Employee surveillance: how far can you go?
The Daily Telegraph has allegedly installed small wireless monitor detectors underneath employees’ desks for purposes of monitoring how much time they spend at their desk on a daily basis. The installation was done covertly and employees only found out about the operation after Googling the brand name they discovered on the detector. Needless to say, shocked employees were quick to condemn the actions of the Daily Telegraph, claiming the operation undermined trust between employer and employee, as well as questioning why they were being tracked in the first place.
What the Daily Telegraph has done is not illegal but it does raise some questions around employee surveillance from an ethical perspective. It is a grey area that can backfire if carried our incorrectly or insensitively.
Here is our advice for anyone thinking of following suit:
Understandably the idea of employee surveillance is controversial, particularly among workers, who feel it is an invasive and oppressive. Consequently it is important that employers thinking about bringing in surveillance practices should strike a balance between solving the problem and protecting employee privacy.
Know the law
Employers implementing surveillance systems need to take into consideration a number of legislations and laws, most notably the Data Protection Act 1998, which requires that personal information obtained by surveillance must be collected for specific purposes, monitored by a designated person or team, kept secure and should be retained for no longer than necessary.
Surveillance should only be used to pursue a legitimate purpose. It should not be used for vague aims or for an unlimited period. For instance, an employer can use surveillance in disciplinary proceedings if they believe it will uncover evidence of misconduct that is proportional to the means. The invasive monitoring an employee for a lesser misdemeanour, like taking five extra minutes for lunch, is not advised as the crime is not proportionate to the means.

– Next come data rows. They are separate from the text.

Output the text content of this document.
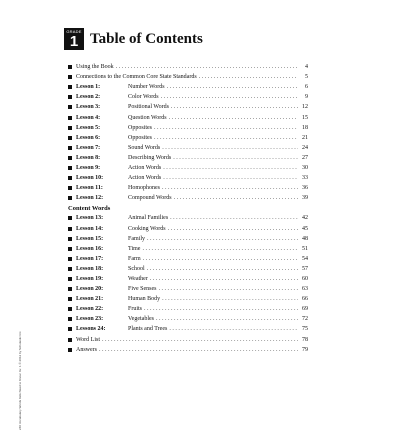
GRADE
1 Table of Contents
Using the Book . . .	4
Connections to the Common Core State Standards . . .	5
Lesson 1:	Number Words . . .	6
Lesson 2:	Color Words . . .	9
Lesson 3:	Positional Words . . .	12
Lesson 4:	Question Words . . .	15
Lesson 5:	Opposites . . .	18
Lesson 6:	Opposites . . .	21
Lesson 7:	Sound Words . . .	24
Lesson 8:	Describing Words . . .	27
Lesson 9:	Action Words . . .	30
Lesson 10:	Action Words . . .	33
Lesson 11:	Homophones . . .	36
Lesson 12:	Compound Words . . .	39
Content Words
Lesson 13:	Animal Families . . .	42
Lesson 14:	Cooking Words . . .	45
Lesson 15:	Family . . .	48
Lesson 16:	Time . . .	51
Lesson 17:	Farm . . .	54
Lesson 18:	School . . .	57
Lesson 19:	Weather . . .	60
Lesson 20:	Five Senses . . .	63
Lesson 21:	Human Body . . .	66
Lesson 22:	Fruits . . .	69
Lesson 23:	Vegetables . . .	72
Lessons 24:	Plants and Trees . . .	75
Word List . . .	78
Answers . . .	79
240 Vocabulary Words Kids Need to Know: Gr. 1 © 2012 by Scholastic Inc.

The law on surveillance distinguishes between two monitoring practices: targeted surveillance (monitoring of an individual) and systematic surveillance (monitoring a group or total workforce). The surveillance being undertaken in a large majority of cases is systematic. Only in rare situations – criminal cases or issues of serious misconduct – is the use of covert and targeted monitoring deemed acceptable as it requires a high level of interference with the subject’s right to privacy.
Who to tell
When implementing surveillance systems in the workplace, we recommend that employers inform all staff and persons it will affect. Clear communications on the reasons for surveillance – assuming the reasons are legitimate – will help to reassure employees on the necessity, as well as their rights and level of disruption. Knowledge of surveillance systems should ensure appropriate behaviour without ever having to reprimand employees after catching them misbehaving – or worse – on film. Only in exceptional circumstances should an employer withhold information about surveillance from employees – such as if it is a criminal case or knowledge of the reason would put them at harm etc.
We advise employers to conduct an impact assessment to determine whether monitoring, and the level of monitoring, is necessary. This will include establishing the reasons, the level of intrusion, the aim, and the benefits (such as safeguarding resident safety). This impact assessment will be an invaluable tool if you ever have to justify your case before an Employment Tribunal. Remember, it is important to ensure that the means (the monitoring) is proportionate to the aim (what you are trying to uncover).
If an employer feels uncomfortable with surveillance cameras, they could consider less intrusive alternatives, such as encouraging a open and positive workplace culture, as well establishing robust whistleblowing procedures that encourage employees to speak out if they know of misconduct in the workplace.